通过歪曲自身情况,他们旨在欺骗保险公司,使其提供比通常情况下更优惠的费率或承保范围。保险报价欺诈不仅欺骗了保险公司,还可能通过推高保费来影响其他投保人。保险公司采取各种措施,如数据验证和交叉核对,来检测和预防此类欺诈行为。

2. 场景

保险报价欺诈对全球保险公司来说是一个重大的业务问题。根据行业报告,欺诈活动每年给保险业造成数十亿美元的损失。保险信息协会最近的一项研究显示,大约 10-20% 的保险理赔是欺诈性的,而报价是欺诈可能发生的初始阶段。其影响是深远的,损害了保险公司的盈利能力,增加了诚实投保人的保费,并侵蚀了行业信任。检测和预防保险报价欺诈已成为保险公司的首要任务,促使他们采用先进技术和数据分析方法来缓解这一普遍问题。

3. 解决方案

在打击保险报价欺诈方面,企业正在转向先进技术以寻求有效的解决方案。Neo4j 就是其中一项技术,它是一个图数据库,提供强大的数据建模和分析能力。通过利用 Neo4j,保险公司可以连接和分析数据中复杂的关系,发现模式,检测欺诈网络,并增强欺诈检测算法。Neo4j 的图基方法使保险公司能够高效识别欺诈活动、降低风险并提高打击保险报价欺诈的整体运营效率。

3.1. 图数据库如何提供帮助?

  1. 实时欺诈检测:Neo4j 的实时数据处理能力通过快速识别报价、保单和理赔中的异常和可疑模式,帮助保险公司检测和预防欺诈。

  2. 图数据建模:Neo4j 通过将数据建模为图,帮助保险公司更准确地检测和预防欺诈,这使得能够识别投保人、理赔、代理人及欺诈指标等实体之间隐藏的关系和模式。

  3. 网络分析:Neo4j 的图算法和遍历能力可以帮助保险公司识别涉及多份保单、理赔人或代理人的欺诈网络和模式。

4. 建模

本节将展示在示例图上运行 Cypher 查询的示例。目的是说明查询的样子,并提供如何在实际设置中构建数据的指南。

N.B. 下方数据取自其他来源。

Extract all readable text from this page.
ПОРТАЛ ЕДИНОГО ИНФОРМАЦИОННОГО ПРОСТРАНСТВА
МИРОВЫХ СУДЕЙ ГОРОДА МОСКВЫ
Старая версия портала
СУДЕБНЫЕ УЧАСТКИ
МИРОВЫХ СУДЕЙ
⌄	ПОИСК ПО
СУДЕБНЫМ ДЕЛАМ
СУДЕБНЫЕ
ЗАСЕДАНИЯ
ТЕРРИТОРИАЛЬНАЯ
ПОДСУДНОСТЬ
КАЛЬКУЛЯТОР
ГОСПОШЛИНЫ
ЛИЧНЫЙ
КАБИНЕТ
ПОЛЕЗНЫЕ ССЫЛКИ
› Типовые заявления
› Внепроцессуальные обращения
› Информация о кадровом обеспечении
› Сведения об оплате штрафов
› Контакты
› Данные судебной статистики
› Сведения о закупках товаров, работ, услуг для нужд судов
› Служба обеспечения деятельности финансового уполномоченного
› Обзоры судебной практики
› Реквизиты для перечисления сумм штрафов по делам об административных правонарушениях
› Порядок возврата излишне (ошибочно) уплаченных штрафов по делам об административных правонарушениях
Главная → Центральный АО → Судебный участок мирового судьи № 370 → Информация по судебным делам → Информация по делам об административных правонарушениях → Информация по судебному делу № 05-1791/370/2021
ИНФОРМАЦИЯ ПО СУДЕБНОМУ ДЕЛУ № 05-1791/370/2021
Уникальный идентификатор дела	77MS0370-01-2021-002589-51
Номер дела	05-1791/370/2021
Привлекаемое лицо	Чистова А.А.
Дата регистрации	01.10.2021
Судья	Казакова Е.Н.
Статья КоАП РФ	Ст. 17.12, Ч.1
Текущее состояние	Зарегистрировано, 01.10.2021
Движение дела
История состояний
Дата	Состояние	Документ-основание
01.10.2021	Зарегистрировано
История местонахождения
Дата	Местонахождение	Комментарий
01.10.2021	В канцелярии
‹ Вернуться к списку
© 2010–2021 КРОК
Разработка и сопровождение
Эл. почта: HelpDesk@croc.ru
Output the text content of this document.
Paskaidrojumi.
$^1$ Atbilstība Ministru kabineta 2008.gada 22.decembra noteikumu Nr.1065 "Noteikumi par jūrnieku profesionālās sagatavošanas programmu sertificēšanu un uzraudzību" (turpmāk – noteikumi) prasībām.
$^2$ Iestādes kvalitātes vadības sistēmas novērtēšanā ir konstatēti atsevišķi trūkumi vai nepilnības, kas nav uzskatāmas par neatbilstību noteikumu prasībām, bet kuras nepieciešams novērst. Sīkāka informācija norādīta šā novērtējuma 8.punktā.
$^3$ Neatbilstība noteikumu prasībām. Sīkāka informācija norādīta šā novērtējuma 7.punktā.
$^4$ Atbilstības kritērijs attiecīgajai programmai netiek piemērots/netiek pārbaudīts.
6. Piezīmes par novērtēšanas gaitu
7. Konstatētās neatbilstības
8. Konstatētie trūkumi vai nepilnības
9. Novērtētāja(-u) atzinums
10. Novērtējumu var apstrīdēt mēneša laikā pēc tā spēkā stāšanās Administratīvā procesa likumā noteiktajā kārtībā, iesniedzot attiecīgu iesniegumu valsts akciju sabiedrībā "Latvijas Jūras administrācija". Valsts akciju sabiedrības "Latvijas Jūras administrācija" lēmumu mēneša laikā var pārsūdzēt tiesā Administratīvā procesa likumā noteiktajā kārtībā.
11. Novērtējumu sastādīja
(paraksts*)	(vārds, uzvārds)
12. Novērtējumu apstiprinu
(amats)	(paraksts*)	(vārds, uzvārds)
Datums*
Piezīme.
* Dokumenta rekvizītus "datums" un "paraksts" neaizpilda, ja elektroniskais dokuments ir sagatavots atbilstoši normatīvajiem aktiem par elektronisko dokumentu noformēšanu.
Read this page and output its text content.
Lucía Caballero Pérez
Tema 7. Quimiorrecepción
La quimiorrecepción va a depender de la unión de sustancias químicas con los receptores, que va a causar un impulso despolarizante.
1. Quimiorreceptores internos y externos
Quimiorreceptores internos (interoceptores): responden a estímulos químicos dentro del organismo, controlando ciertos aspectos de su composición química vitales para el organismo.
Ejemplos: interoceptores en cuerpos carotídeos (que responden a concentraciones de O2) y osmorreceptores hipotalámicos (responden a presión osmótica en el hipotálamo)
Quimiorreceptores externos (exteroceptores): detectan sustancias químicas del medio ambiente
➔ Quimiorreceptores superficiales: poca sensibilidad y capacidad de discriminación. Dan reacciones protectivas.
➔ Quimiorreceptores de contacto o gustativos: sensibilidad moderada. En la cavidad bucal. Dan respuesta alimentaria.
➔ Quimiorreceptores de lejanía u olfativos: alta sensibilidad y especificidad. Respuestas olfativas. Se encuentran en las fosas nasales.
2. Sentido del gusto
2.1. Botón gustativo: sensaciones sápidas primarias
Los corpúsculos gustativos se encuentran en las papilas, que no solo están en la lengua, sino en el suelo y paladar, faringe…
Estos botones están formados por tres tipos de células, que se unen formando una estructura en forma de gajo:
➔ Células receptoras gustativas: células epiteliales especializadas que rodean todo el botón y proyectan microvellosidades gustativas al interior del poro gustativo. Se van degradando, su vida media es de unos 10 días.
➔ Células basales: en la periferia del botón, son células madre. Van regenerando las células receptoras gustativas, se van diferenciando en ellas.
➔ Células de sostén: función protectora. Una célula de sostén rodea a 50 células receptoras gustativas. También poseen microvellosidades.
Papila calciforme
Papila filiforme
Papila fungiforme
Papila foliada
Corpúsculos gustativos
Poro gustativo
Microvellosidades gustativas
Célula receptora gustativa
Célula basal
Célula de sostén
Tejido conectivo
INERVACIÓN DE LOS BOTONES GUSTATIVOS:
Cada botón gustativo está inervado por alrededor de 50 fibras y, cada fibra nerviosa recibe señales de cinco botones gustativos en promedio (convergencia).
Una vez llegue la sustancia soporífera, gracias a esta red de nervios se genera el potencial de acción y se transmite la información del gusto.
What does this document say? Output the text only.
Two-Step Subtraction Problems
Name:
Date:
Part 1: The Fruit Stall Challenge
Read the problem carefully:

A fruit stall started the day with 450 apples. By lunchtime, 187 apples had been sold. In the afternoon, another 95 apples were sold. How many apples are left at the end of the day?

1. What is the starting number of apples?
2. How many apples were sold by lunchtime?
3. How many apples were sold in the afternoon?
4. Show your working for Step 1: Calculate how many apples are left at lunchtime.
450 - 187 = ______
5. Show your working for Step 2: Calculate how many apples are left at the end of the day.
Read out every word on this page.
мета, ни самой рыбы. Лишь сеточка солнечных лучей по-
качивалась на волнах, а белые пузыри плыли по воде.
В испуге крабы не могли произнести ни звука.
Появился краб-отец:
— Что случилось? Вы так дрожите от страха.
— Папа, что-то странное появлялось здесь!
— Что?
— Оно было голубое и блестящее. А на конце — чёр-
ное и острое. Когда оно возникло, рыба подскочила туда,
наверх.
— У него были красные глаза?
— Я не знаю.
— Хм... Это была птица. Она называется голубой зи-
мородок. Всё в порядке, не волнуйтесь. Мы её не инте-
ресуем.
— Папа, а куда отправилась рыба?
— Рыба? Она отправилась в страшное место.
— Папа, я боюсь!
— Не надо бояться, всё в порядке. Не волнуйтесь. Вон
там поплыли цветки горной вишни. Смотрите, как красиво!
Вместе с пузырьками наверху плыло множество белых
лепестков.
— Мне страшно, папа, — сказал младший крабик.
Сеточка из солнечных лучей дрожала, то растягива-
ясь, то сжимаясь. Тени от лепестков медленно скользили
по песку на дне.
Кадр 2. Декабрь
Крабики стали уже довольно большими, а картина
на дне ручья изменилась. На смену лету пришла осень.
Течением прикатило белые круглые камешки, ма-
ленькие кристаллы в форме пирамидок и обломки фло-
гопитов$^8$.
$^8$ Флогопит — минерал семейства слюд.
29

我们将在包含多个节点的小型图上进行此操作。示例图将基于以下数据模型

4.1. 数据模型

insurance quote fraud data model

4.1.1 必需字段

以下是入门所需的字段

Quote 节点

  • firstname:包含申请人的名字

  • surname:包含申请人的姓氏

  • dob:包含申请人的出生日期

  • postcode:包含申请人的邮政编码

  • passport:包含申请人的护照号码

  • change_date:报价或申请提交的日期时间

在报价/申请过程中,您可以向此节点添加属性,以监控任何您希望的内容。在我的数据模型和测试数据中,您可能会注意到一个 change_info 属性。请注意,此属性仅用于演示目的,以便更容易理解自上次报价以来所做的任何更改。

NEXT_QUOTE 关系

  • diff_seconds:这是上次报价与当前报价之间的时间差(以秒为单位)。

4.2. 演示数据

以下 Cypher 语句将在 Neo4j 数据库中创建示例图

// Create quote nodes
CREATE (q1:Quote {firstname: "Micheal", surname: "Down", dob: date("1988-02-02"), postcode: "YO30 7DW", longitude: -1.0927426, latitude: 53.96372145, passport: 584699531, created_date: datetime()-duration({years: 1, months: 1, minutes: 9}), change_info: "first quote"})
CREATE (q2:Quote {firstname: "Michael", surname: "Down", dob: date("1988-02-02"), postcode: "YO30 7DW", longitude: -1.0927426, latitude: 53.96372145, passport: 584699531, created_date: datetime()-duration({years: 1, months: 1, minutes: 4}), change_info: "name change ea to ae"})
CREATE (q3:Quote {firstname: "Michael", surname: "Down", dob: date("1988-02-02"), postcode: "YO30 7DW", longitude: -1.0927426, latitude: 53.96372145, passport: 584699531, created_date: datetime()-duration({years: 1, months: 1, minutes: 3}), change_info: "postcode_change"})
CREATE (q4:Quote {firstname: "Michael", surname: "Down", dob: date("1988-02-02"), postcode: "PA62 6AA", longitude: -5.851487, latitude: 56.359258, passport: 584699530, created_date: datetime()-duration({years: 1, months: 1}), change_info: "passport number"})
CREATE (q5:Quote {firstname: "Michael", surname: "Down", dob: date("1988-02-02"), postcode: "PA62 6AA", longitude: -5.851487, latitude: 56.359258, passport: 584699530, created_date: datetime()-duration({months: 1}), change_info: "quote 1yr later"})
CREATE (q6:Quote {firstname: "Michael", surname: "Down", dob: date("1988-02-02"), postcode: "PA62 6AA", longitude: -5.851487, latitude: 56.359258, passport: 584699530, created_date: datetime(), change_info: "quote 1m later"})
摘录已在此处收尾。